Sometimes I have to remind myself that my students are really nothing more that big-bodied babies. This is probably easier to do in grade school, and even middle school. But I left middle school to teach high school because I wanted to teach students who were more ready to think abstractly and to work beyond the requirements of a typical classroom assignment. However, a few times each year I am shocked to discover (again) that my students, even though they are tall like me, talk like me (sometimes), and look like adults, they are not adults.
It's easy for me to remember that my 5-month old is a baby. She's mostly bald, can't walk, and can't feed or change herself yet. She cries when she's hungry or needs a new diaper. It's easy to understand her because babies are simple. When they are happy they giggle, when they are upset they cry, and when they are tired the sleep. Easy. High school kids aren't always that easy. But the reason they don't seem that easy has nothing to do with them, and everything to do with how we see them. (I can't speak for the grade school teachers out there; I welcome your comments and observations in the comments area below.)

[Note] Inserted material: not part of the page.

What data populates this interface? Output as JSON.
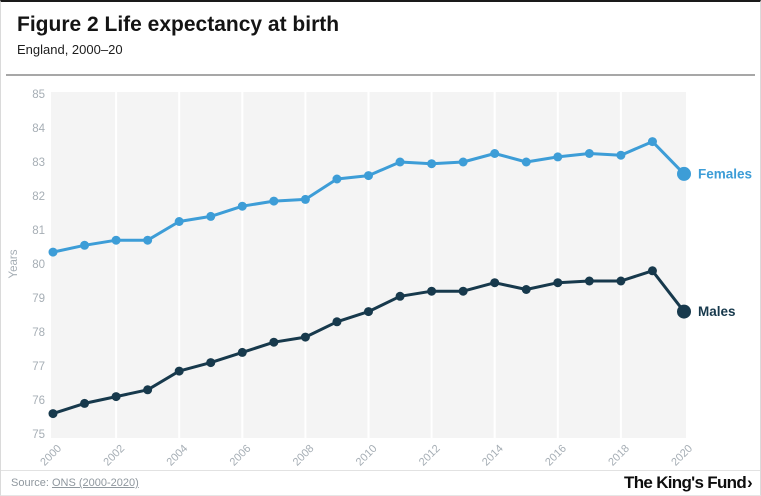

I recently had an experience in class with two seniors I enjoy and respect concerning a project they submitted for our weekly 10-minute show aired on the on-campus closed-circuit television system. One of the segments we regularly include is a student profile. The student profile is intended to highlight the life of an outstanding student, especially a student who has a little-known talent or contribution worthy of being shared and celebrated. Unfortunately, this year my students have not completed many student profiles; not for a lack of outstanding students, but more for a favored focus on their own personal creativity. The current class of advanced students is a very creative group. I was recently quoted in the campus newspaper stating this fact for the entire student body and staff to read. (That may have been a mistake). Sometimes I preview the show in my sixth period class the day before it airs. I've come to trust my students so this time I did not preview this episode before showing it publicly. Tragic error.
This particular student profile was irreverent, sarcastic, offensive, and while entertaining, in very poor taste. It included shots at homosexuals, religion, and other teachers on campus. My sixth period students loved it. I was embarrassed. I was embarrassed because I exposed my students to material that while they see it everyday on commercial television, is NOT APPROPRIATE for viewing in a public high school. Plus it was just plain distasteful and I was offended that students that I taught and trusted would submit such a project after I regularly devote time to discussing examples of appropriate and inappropriate work. Apparently I need to devote more time to this topic.
I immediately called the students into my classroom but was unable to meet with them until the following morning. That gave me all night to stew and did I stew. Later my wife would tell me that was the most stressed out concerning school she had ever seen me. I like to think that my advanced students are more mature than the "average" high school student. But they are still high school students, imperfect in everyway, growing into maturity, and learning day-by-day. They are going to make mistakes, disappoint, and drop-the-ball. We all do, even as "mature" adults. I wanted to be gracious, forgiving, and understanding, but I was just too upset. Actually my mood was motivated by more than simply this incident, but these boys were the catalyst, the "straw," and unfortunately, would receive the brunt of my frustration.
By the next morning I was cooled down. The boys met me in my classroom and we talked. We discussed the project, it's merits, and it's problems. Their humor was appreciated, but it came at a cost I still don't think they understand. And how can they? When the messages all over commercial television are negative and generally insulting, it's no wonder that these boys would take those themes and elaborate upon them. Most concerning was their surprise at my reaction to what they had created. They were genuinely shocked that I was offended, or that anyone would have been offended. The boys previewed their project within their circle of friends to rave reviews. I think this is a major problem within our culture. Take a show like the Family Guy: a funny show for adults. But I'd bet that more kids watch Family Guy than parents. And it gets worse. This year Fox sent stacks of Family Guy book covers to our school for the students to use. Every time "Jimmy" opens his history text he reads, "watch the Family Guy Sunday's on Fox." Who's in charge here?
Our jobs are so complex. We are to teach the youth to read, write, and multiply. We're not supposed to instill our values and God forbid we share our personal beliefs while we passively watch our society crumble down all around us. From student dress to use of language, everything is relative to self, and there are no absolutes. If I think it's ok and nobody gets hurt... really? I disagree with those who feel that our jobs stop at the "three R's." It can't. Who else but the teachers will protect our big-bodied babies? (Of course parents are responsible for raising their children, that's not what I mean.) Parents send their kids to public school and expect that their children will be educated in a secure and appropriate environment. Teachers are responsible for establishing and maintaining this safe-haven in our classrooms. It's a daily scrimmage in a struggle that we are losing. Our failures present themselves in small ways like allowing an inappropriate project, or comment to slip by unchecked. It's a slippery slope.
We teachers need to recommit ourselves daily to the protection of our students. When you enter your classroom today and look at your pupils remember that these kids are really just babies who are in desperate need of our best attention.